Our focus in this paper has been on generating causal evidence on the gender effects of social-status ranking. The question arises what are the mechanisms underlying this phenomenon. Tentative interpretations of our findings are that either women choke under status pressure, or that status ranking with peers demotivates women. The fact that in anticipation of status ranking women make fewer attempts hints at the latter, though it raises the follow-up question of why this demotivation occurs. It is also possible that women simply become more careful in performing their task, in the sense of pondering their decisions more before submitting them to the computer. Finally, the observability inherent in social status comparison might induce in women a desire to conform to a gender norm (similar to the ‘acting wife’ phenomenon reported in Bursztyn et al. 2017). At this stage it is unclear, however, why this would appear in our Status Ranking treatment and not in Conformity. A solid explanation of the effects we find is beyond the scope of this paper, but it deserves further investigation in future research.

Given the increasing labor participation of women, such gender differences and the ‘hidden’ factor of social-status ranking under competition need to be addressed. A first step would be to reduce for women the performance comparison with others in working environments. This can be done, for example, via fixed promotion standards based on individual performance without comparison to peers. An example of this practice is that in many North American universities, tenure decisions are not made in direct comparison to other candidates who are simultaneously up for tenure, but to a set of standards expected for a tenured position. Our results suggest that that if this procedure reduces the salience of status ranking, it lead to better performance by women than in universities where they have to apply and compete for vacant tenure positions (as is often the case in Europe).

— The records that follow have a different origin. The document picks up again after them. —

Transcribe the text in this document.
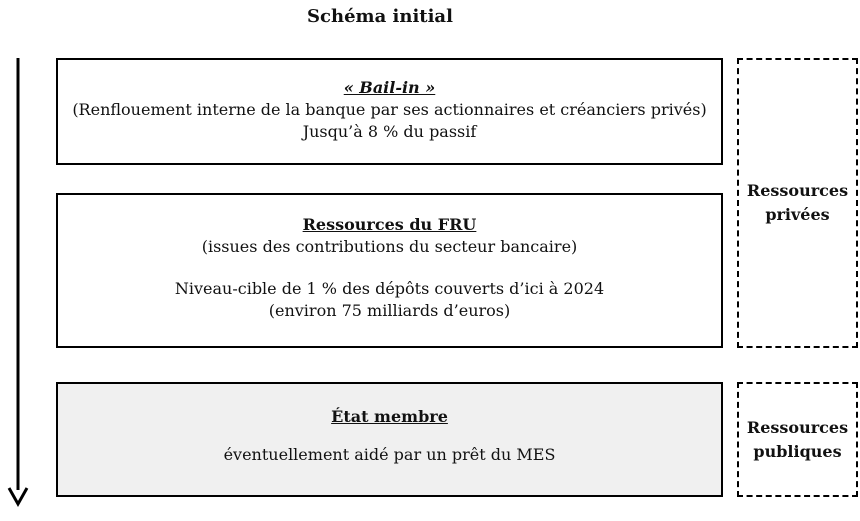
Schéma initial
« Bail-in »
(Renflouement interne de la banque par ses actionnaires et créanciers privés)
Jusqu’à 8 % du passif
Ressources du FRU
(issues des contributions du secteur bancaire)
Niveau-cible de 1 % des dépôts couverts d’ici à 2024
(environ 75 milliards d’euros)
État membre
éventuellement aidé par un prêt du MES
Ressources
privées
Ressources
publiques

Finally, to the best of our knowledge, this is the first study that isolates the effect of social-status ranking from the rivalry dimension of competition. More research is needed to establish the consequences of what we find here, that even when rivalry for resources is held constant, simply being compared to others has an opposite effect on men and women, leading to gender differences in performance and resource allocations. An interesting direction for future research would be to make both dimensions of competition salient. Our hunch is that they would reinforce each other in creating more advantageous environments for men than for women.